Dragonspawn is a lighthearted parody on many modern games, and contains a fair bit of of crude humour, it should not be taken seriously and isn’t recommend for the faint of heart or serious of temperament.
Though largely inspired by the game Berserker Quest VI: Curse of the Onyx Medallion (http://armitagegames.com/), Dragonspawn borrows many technical design choices from the Borderlands, Call of Duty, Bioshock, Mass Effect, The Elder Scrolls franchises without directly trying to replicate any of those titles (except maybe in the area of the HUD). Early on the game just involved walking around shooting at a dragon that would fly through a large room breathing fire. As the game evolved through the production cycle many highly unnecessary game mechanics were violently cobbled on to ‘make it better’ (that was a joke).
This project was originally created for a University Assignment and all of the associated assets were created by one individual in an 8 week period.
Download Dragonspawn Here!
Created by Tylah Heil (http://www.tylahheil.com/).

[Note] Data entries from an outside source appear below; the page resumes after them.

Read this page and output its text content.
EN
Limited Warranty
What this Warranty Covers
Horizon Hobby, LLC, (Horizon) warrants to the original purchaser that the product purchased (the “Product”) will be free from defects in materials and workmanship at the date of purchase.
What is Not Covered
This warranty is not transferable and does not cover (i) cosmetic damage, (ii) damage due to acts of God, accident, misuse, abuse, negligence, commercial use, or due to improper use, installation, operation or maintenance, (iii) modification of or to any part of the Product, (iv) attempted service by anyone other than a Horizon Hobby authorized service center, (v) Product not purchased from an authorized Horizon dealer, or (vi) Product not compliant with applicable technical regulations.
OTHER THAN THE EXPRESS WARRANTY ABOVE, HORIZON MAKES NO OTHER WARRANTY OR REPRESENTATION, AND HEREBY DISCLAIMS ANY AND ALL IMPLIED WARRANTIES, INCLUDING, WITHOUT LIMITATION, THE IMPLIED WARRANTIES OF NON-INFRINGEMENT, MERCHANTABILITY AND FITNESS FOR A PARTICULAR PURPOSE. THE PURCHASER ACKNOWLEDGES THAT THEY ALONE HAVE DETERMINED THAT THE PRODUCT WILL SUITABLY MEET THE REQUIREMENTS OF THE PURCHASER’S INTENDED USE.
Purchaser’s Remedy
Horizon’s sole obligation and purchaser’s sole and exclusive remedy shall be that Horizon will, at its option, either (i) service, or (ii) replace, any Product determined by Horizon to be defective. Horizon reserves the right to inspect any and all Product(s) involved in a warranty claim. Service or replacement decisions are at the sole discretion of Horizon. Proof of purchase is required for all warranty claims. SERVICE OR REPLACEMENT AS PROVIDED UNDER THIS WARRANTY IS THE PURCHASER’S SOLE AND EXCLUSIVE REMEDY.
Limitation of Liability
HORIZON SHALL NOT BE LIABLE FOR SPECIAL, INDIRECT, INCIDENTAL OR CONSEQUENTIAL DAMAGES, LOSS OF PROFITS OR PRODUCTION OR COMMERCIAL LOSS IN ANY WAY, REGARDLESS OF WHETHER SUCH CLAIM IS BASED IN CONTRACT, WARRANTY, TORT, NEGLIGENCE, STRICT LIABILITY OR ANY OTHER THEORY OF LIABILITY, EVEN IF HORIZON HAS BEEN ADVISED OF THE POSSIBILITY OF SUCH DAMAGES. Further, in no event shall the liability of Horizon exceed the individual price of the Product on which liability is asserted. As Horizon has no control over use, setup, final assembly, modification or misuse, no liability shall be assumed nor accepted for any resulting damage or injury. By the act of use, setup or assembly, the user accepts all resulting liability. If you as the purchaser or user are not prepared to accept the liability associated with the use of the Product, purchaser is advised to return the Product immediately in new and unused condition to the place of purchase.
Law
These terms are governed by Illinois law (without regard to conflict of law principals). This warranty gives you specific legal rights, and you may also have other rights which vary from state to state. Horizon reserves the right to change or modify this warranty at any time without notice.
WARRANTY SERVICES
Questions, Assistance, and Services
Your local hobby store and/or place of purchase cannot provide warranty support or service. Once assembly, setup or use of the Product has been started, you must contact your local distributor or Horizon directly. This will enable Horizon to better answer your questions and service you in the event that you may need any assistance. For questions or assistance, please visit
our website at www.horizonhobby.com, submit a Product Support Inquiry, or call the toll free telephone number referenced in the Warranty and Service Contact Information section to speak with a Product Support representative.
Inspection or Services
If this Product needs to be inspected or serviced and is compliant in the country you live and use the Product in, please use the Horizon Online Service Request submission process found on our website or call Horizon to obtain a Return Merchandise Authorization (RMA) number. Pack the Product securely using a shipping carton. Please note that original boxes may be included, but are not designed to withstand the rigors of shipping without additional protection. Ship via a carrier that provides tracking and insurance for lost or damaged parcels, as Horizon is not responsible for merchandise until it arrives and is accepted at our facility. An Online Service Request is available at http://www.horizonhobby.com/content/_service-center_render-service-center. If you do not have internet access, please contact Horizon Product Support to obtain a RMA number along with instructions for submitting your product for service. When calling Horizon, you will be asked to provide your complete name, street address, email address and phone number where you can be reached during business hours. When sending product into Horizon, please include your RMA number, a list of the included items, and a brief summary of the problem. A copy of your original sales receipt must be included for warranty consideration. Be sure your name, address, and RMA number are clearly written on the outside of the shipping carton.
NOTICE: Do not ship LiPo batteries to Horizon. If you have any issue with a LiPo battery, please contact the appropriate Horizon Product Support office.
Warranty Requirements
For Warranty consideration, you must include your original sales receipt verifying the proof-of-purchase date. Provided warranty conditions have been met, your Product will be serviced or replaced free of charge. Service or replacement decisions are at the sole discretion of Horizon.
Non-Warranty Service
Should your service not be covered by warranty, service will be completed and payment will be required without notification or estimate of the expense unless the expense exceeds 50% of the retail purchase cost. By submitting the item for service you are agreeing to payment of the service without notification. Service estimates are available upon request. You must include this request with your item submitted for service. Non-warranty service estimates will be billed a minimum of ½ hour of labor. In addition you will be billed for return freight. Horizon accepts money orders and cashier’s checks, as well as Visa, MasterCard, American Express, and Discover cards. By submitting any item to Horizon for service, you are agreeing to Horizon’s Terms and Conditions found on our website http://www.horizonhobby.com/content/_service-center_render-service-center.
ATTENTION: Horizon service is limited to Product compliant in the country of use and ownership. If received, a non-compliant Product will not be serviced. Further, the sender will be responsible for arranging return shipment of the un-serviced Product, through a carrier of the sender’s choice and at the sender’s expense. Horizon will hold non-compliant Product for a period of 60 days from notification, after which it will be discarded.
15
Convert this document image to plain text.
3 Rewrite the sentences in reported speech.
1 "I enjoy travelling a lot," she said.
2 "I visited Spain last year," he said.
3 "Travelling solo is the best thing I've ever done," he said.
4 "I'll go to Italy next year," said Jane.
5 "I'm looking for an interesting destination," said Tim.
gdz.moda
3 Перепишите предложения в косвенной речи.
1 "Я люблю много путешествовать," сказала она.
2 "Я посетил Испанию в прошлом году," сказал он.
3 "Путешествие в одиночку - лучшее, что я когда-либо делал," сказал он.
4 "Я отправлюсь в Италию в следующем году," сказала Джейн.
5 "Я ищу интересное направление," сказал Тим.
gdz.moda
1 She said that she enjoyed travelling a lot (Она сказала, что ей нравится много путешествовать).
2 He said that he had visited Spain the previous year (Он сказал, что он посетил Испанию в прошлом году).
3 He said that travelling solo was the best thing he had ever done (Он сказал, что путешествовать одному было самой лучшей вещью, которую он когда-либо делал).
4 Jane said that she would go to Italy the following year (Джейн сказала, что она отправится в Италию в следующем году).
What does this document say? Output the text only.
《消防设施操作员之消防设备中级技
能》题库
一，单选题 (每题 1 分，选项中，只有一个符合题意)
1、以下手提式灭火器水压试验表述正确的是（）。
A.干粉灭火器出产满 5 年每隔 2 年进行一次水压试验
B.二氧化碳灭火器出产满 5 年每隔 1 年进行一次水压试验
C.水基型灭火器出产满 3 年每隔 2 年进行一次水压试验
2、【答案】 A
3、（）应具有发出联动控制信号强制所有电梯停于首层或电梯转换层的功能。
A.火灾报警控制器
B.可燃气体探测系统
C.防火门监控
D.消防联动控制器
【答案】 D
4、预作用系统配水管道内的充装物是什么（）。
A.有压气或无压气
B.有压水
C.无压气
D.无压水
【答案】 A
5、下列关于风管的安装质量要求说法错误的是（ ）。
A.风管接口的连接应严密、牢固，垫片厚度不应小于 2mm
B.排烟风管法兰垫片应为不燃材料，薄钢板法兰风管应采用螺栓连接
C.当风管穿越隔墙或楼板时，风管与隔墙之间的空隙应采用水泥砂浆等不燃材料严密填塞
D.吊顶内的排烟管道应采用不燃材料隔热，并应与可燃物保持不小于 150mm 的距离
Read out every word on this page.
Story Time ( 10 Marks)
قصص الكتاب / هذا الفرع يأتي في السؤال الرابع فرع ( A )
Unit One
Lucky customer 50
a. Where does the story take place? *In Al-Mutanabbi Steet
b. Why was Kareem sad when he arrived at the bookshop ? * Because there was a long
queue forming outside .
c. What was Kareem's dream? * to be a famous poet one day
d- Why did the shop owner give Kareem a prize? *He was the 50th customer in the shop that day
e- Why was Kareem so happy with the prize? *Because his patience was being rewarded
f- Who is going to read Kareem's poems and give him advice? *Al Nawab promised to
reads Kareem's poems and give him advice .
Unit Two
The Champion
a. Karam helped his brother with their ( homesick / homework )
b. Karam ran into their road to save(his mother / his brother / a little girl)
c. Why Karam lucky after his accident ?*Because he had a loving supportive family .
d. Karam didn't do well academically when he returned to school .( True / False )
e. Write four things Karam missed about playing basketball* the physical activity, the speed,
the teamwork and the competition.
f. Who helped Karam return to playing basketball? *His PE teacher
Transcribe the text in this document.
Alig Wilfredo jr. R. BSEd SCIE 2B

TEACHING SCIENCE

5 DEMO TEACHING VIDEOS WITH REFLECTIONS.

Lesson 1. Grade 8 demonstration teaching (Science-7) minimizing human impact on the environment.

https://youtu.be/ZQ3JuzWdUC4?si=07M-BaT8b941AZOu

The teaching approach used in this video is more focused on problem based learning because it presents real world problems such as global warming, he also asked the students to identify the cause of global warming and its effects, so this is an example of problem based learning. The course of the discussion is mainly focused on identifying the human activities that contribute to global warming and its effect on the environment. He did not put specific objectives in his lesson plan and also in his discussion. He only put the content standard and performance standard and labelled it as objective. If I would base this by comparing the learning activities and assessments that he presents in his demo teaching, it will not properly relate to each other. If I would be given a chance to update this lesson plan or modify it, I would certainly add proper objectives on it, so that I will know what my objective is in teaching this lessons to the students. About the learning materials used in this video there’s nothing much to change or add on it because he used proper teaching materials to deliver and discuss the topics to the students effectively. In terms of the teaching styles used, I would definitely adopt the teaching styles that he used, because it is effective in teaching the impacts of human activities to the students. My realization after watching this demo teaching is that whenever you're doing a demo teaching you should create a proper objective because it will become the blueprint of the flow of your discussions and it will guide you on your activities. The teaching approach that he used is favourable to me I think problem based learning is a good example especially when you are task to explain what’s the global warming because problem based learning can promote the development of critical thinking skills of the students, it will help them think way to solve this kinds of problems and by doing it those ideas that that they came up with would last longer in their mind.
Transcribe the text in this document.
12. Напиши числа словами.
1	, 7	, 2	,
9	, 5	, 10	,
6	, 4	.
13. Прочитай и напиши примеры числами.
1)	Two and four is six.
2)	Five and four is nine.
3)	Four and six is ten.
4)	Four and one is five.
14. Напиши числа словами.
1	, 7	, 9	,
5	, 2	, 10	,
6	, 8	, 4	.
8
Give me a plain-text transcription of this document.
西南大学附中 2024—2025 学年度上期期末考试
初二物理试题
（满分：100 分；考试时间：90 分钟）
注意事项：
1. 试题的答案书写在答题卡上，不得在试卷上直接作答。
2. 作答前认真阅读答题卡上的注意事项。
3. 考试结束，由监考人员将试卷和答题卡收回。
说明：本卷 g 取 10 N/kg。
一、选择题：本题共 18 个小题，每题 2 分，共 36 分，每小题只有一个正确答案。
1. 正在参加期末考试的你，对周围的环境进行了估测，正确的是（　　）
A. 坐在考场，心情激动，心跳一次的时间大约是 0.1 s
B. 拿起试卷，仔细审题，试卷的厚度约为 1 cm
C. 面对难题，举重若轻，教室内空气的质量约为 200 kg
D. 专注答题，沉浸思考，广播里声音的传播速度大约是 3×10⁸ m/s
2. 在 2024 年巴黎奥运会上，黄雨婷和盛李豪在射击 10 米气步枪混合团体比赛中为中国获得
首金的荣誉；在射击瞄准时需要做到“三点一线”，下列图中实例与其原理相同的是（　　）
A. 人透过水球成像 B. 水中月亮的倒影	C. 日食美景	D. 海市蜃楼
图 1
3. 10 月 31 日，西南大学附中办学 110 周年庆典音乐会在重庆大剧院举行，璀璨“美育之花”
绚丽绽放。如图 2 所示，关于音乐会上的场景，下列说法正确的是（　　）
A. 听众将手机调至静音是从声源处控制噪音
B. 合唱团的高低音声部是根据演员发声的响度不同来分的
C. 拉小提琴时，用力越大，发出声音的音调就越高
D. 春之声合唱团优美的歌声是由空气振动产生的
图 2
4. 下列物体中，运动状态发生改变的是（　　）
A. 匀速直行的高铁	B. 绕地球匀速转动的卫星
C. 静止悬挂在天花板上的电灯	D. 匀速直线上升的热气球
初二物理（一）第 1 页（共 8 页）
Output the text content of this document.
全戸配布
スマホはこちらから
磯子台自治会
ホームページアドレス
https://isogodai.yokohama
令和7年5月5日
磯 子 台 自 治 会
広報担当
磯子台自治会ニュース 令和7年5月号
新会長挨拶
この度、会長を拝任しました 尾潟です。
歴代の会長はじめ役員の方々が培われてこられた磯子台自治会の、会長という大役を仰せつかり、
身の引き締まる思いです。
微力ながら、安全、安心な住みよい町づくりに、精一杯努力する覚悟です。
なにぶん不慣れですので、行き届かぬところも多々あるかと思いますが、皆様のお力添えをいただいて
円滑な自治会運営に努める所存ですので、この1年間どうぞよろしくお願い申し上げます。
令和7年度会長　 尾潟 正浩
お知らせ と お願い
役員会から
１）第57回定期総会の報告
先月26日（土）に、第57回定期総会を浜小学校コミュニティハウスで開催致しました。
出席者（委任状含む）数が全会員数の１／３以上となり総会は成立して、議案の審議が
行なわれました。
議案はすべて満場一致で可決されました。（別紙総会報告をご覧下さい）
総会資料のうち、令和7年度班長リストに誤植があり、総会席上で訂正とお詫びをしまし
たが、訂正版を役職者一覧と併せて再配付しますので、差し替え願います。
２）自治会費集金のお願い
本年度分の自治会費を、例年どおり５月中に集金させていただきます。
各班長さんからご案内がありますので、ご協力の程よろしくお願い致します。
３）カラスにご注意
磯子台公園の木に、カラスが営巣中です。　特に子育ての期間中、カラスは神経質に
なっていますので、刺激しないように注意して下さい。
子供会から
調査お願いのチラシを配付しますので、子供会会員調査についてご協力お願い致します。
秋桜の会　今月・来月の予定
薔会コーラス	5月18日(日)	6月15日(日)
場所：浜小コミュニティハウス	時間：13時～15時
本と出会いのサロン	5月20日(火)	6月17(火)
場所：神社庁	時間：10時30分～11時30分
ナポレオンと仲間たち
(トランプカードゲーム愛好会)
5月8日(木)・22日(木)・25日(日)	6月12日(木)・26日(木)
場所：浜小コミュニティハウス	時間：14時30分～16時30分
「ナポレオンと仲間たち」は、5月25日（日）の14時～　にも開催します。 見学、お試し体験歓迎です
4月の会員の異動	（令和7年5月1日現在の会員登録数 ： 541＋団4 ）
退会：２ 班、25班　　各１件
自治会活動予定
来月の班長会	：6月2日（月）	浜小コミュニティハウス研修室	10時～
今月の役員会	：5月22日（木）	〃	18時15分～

Music by Kevin MacLeod (http://www.incompetech.com/).
During the end half of the second semester of 2012 everyone in my class group was tasked with creating playable games of some description. I had created numerous art assets for other projects during the first half of the semester among those was a crossbow.
Without the bolts the crossbow alone came in at 2250 polygon tris which was the original target budget I’d set myself at the beginning. As the project grew in scope, and the crossbow’s purpose was slightly abstracted I knew I’d have to model a lower polygon version, or at least reduce the polygon count of the existing one.
The lower polygon version was only 1000 polygon tris including one bolt (888 with no bolt), it was created using the original crossbow as a template, removing polygons in a way as not to impact greatly on the UV mapping of the model. In the end parts of the UV map were redone and laid out differently which required me to create a new diffuse map (though a lot of texture elements were pulled from the original diffuse map and recycled).